Reputation is a living breathing petulant teenager. One minute you’re the talk of the town, the go-to business du jour. A bad review here and a rumour or two later and you could be hit where it hurts – in your turnover figures.
The first thing to note is that business reputation isn’t something that goes away when you’re not especially well resourced to deal with it, and it isn’t something you can boost when you need it on your side to help increase traffic during what should be your peak trading times.
But, where to begin? Face to face customer service can be fleeting and difficult to leverage in terms of building a reputation, although a fast, accurate and friendly service never hurts. Social media is where things get interesting (new to social media? Don’t worry. Check out how to start your first social media plan). That’s why social media is where we’re going to begin our delve into reputation management for beginners.
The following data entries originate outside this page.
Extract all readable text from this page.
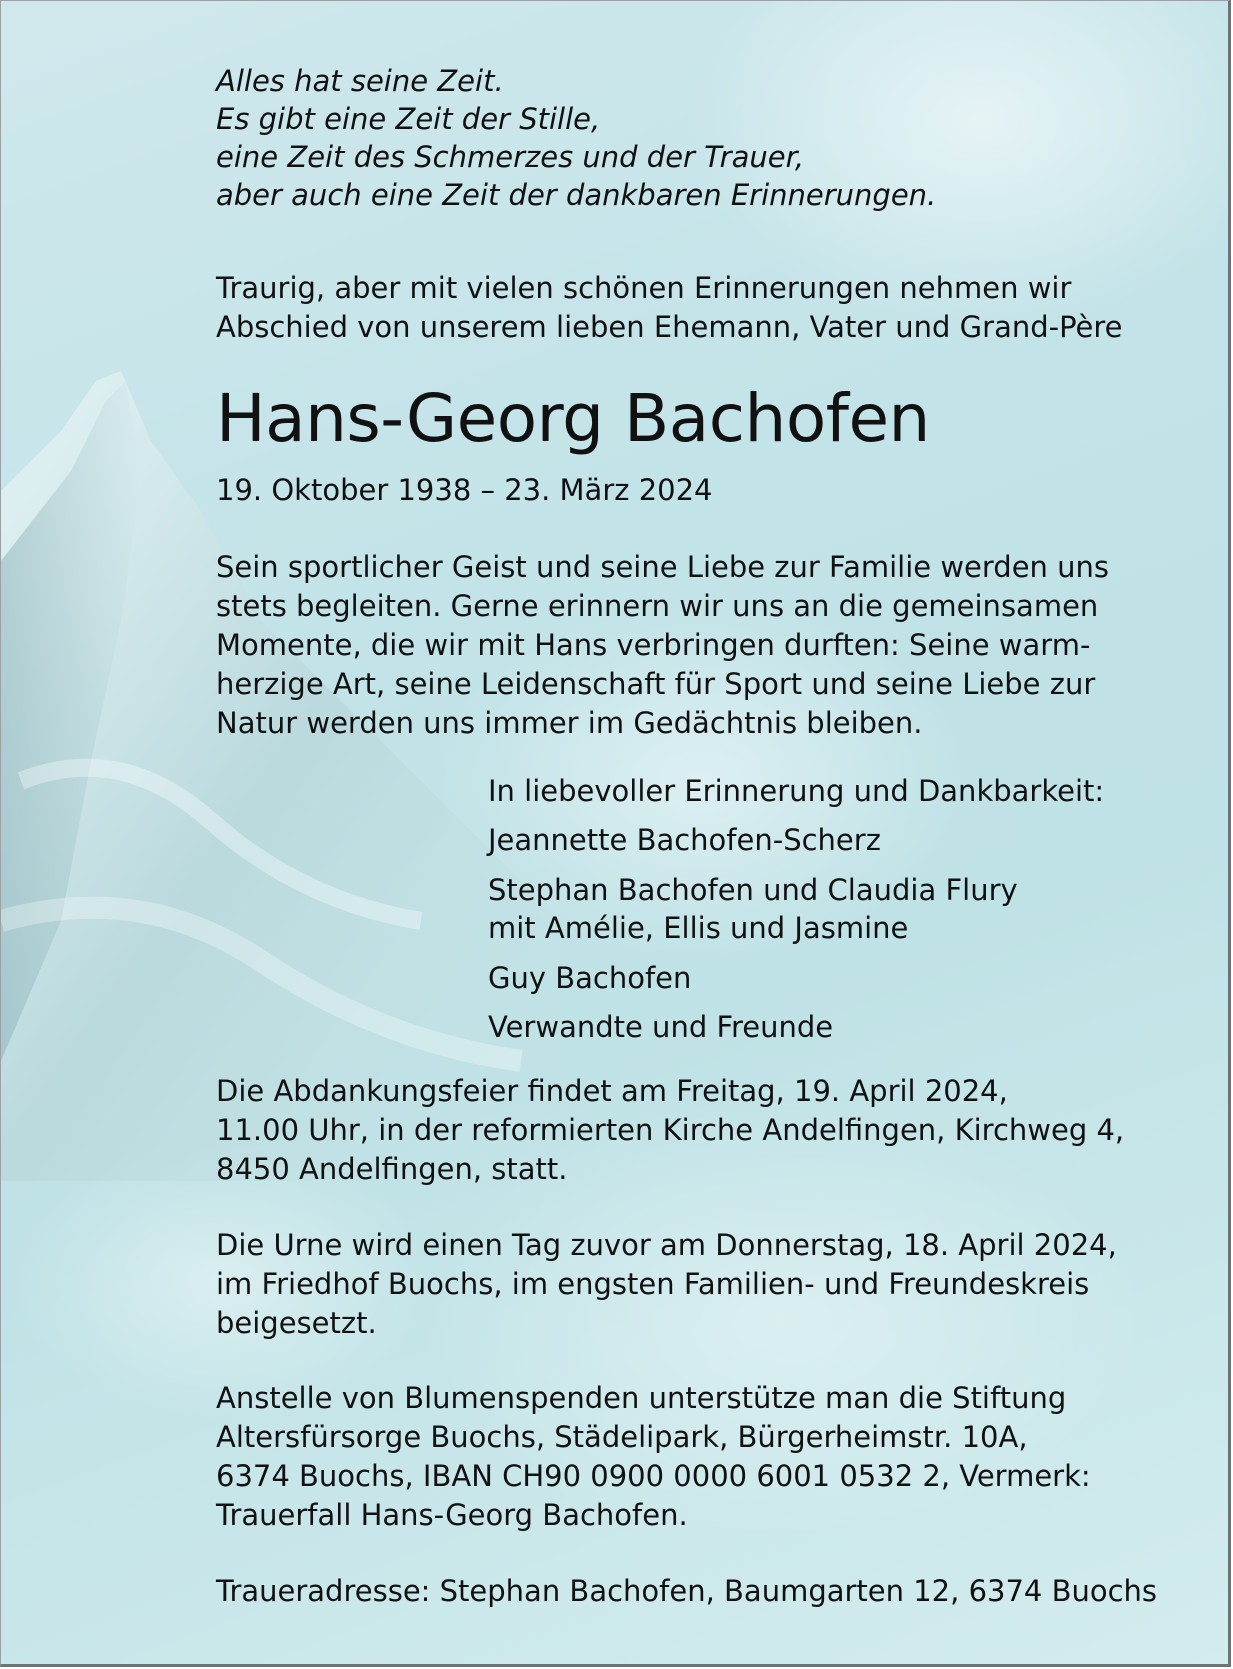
Alles hat seine Zeit.
Es gibt eine Zeit der Stille,
eine Zeit des Schmerzes und der Trauer,
aber auch eine Zeit der dankbaren Erinnerungen.
Traurig, aber mit vielen schönen Erinnerungen nehmen wir
Abschied von unserem lieben Ehemann, Vater und Grand-Père
Hans-Georg Bachofen
19. Oktober 1938 – 23. März 2024
Sein sportlicher Geist und seine Liebe zur Familie werden uns
stets begleiten. Gerne erinnern wir uns an die gemeinsamen
Momente, die wir mit Hans verbringen durften: Seine warm-
herzige Art, seine Leidenschaft für Sport und seine Liebe zur
Natur werden uns immer im Gedächtnis bleiben.
In liebevoller Erinnerung und Dankbarkeit:
Jeannette Bachofen-Scherz
Stephan Bachofen und Claudia Flury
mit Amélie, Ellis und Jasmine
Guy Bachofen
Verwandte und Freunde
Die Abdankungsfeier findet am Freitag, 19. April 2024,
11.00 Uhr, in der reformierten Kirche Andelfingen, Kirchweg 4,
8450 Andelfingen, statt.
Die Urne wird einen Tag zuvor am Donnerstag, 18. April 2024,
im Friedhof Buochs, im engsten Familien- und Freundeskreis
beigesetzt.
Anstelle von Blumenspenden unterstütze man die Stiftung
Altersfürsorge Buochs, Städelipark, Bürgerheimstr. 10A,
6374 Buochs, IBAN CH90 0900 0000 6001 0532 2, Vermerk:
Trauerfall Hans-Georg Bachofen.
Traueradresse: Stephan Bachofen, Baumgarten 12, 6374 Buochs
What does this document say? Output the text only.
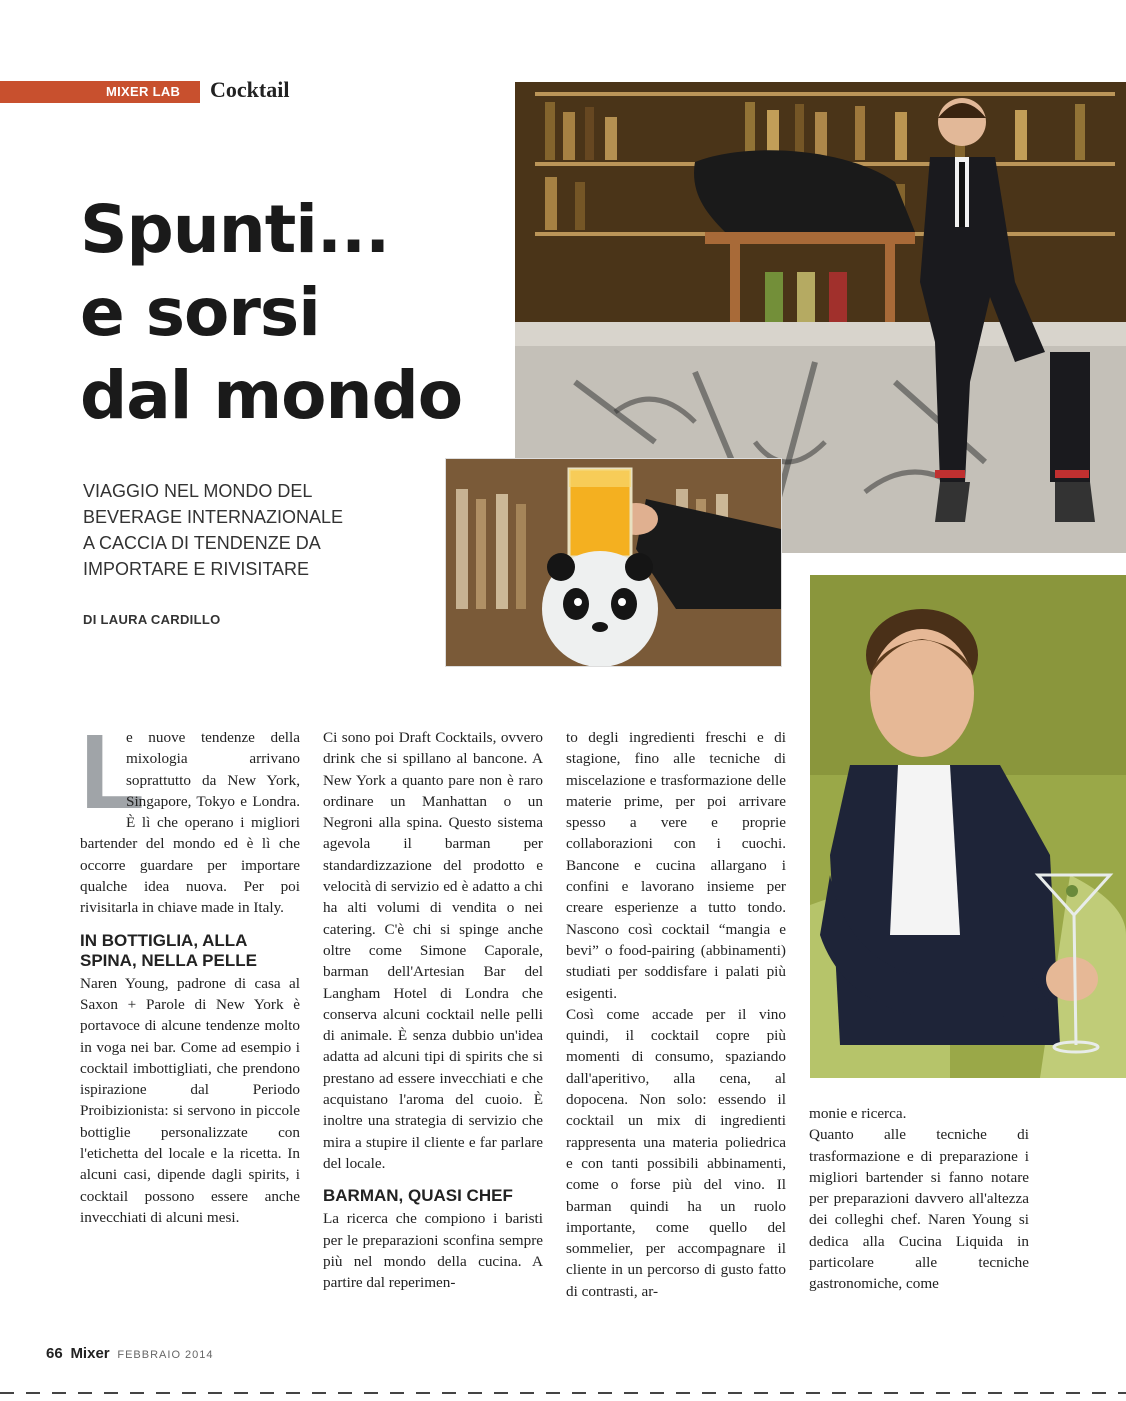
MIXER LAB Cocktail
Spunti...
e sorsi
dal mondo
VIAGGIO NEL MONDO DEL
BEVERAGE INTERNAZIONALE
A CACCIA DI TENDENZE DA
IMPORTARE E RIVISITARE
DI LAURA CARDILLO
L

e nuove tendenze della mixologia arrivano soprattutto da New York, Singapore, Tokyo e Londra. È lì che operano i migliori bartender del mondo ed è lì che occorre guardare per importare qualche idea nuova. Per poi rivisitarla in chiave made in Italy.

IN BOTTIGLIA, ALLA SPINA, NELLA PELLE

Naren Young, padrone di casa al Saxon + Parole di New York è portavoce di alcune tendenze molto in voga nei bar. Come ad esempio i cocktail imbottigliati, che prendono ispirazione dal Periodo Proibizionista: si servono in piccole bottiglie personalizzate con l'etichetta del locale e la ricetta. In alcuni casi, dipende dagli spirits, i cocktail possono essere anche invecchiati di alcuni mesi.

Ci sono poi Draft Cocktails, ovvero drink che si spillano al bancone. A New York a quanto pare non è raro ordinare un Manhattan o un Negroni alla spina. Questo sistema agevola il barman per standardizzazione del prodotto e velocità di servizio ed è adatto a chi ha alti volumi di vendita o nei catering. C'è chi si spinge anche oltre come Simone Caporale, barman dell'Artesian Bar del Langham Hotel di Londra che conserva alcuni cocktail nelle pelli di animale. È senza dubbio un'idea adatta ad alcuni tipi di spirits che si prestano ad essere invecchiati e che acquistano l'aroma del cuoio. È inoltre una strategia di servizio che mira a stupire il cliente e far parlare del locale.

BARMAN, QUASI CHEF

La ricerca che compiono i baristi per le preparazioni sconfina sempre più nel mondo della cucina. A partire dal reperimen-

to degli ingredienti freschi e di stagione, fino alle tecniche di miscelazione e trasformazione delle materie prime, per poi arrivare spesso a vere e proprie collaborazioni con i cuochi. Bancone e cucina allargano i confini e lavorano insieme per creare esperienze a tutto tondo. Nascono così cocktail “mangia e bevi” o food-pairing (abbinamenti) studiati per soddisfare i palati più esigenti.

Così come accade per il vino quindi, il cocktail copre più momenti di consumo, spaziando dall'aperitivo, alla cena, al dopocena. Non solo: essendo il cocktail un mix di ingredienti rappresenta una materia poliedrica e con tanti possibili abbinamenti, come o forse più del vino. Il barman quindi ha un ruolo importante, come quello del sommelier, per accompagnare il cliente in un percorso di gusto fatto di contrasti, ar-

monie e ricerca.

Quanto alle tecniche di trasformazione e di preparazione i migliori bartender si fanno notare per preparazioni davvero all'altezza dei colleghi chef. Naren Young si dedica alla Cucina Liquida in particolare alle tecniche gastronomiche, come

66 Mixer FEBBRAIO 2014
Why go small when you can go big
If you think that having a twitter account with a weekly post about some drab and boring industry news is in any way part of reputation management, you’re a little lost at sea and you need rescuing.
Basically, your reputation is going to be split across demographics whether you like it or not. This means that you need to match your social media presence to the platform audience. For example, LinkedIn is perhaps the most industry-minded social media platform of them all, so this is where you’d build and manage your reputation based on reporting in-house news and recent successes. Save the ice bucket challenge videos for Insta and Facebook. Twitter has emerged as the ‘witty’ platform, where you’ll find reputation management playing into people’s appreciation of wit and banter – reply to comments here in a way that gets laughs and you’ll go down a storm.
What we’re saying is that social media is a multi-headed dragon. How many of those heads you choose to take is up to you, but we’d start with all of them and work back from there until you find the platforms that engage your audience best.
Listen and blog (or create other content)
Your reputation will go stagnant if your online presence wanes. Listen to your audience. Create content on the things that matter to them. This could be blogs, videos, infographics, giveaways, even something like introducing a loyalty card …
Whatever it is that’s hot on the lips of your audience needs to find its way into your content output. In this way, customers will feel valued and your reputation will quietly begin to gather word-of-mouth style likes and online very visual likes.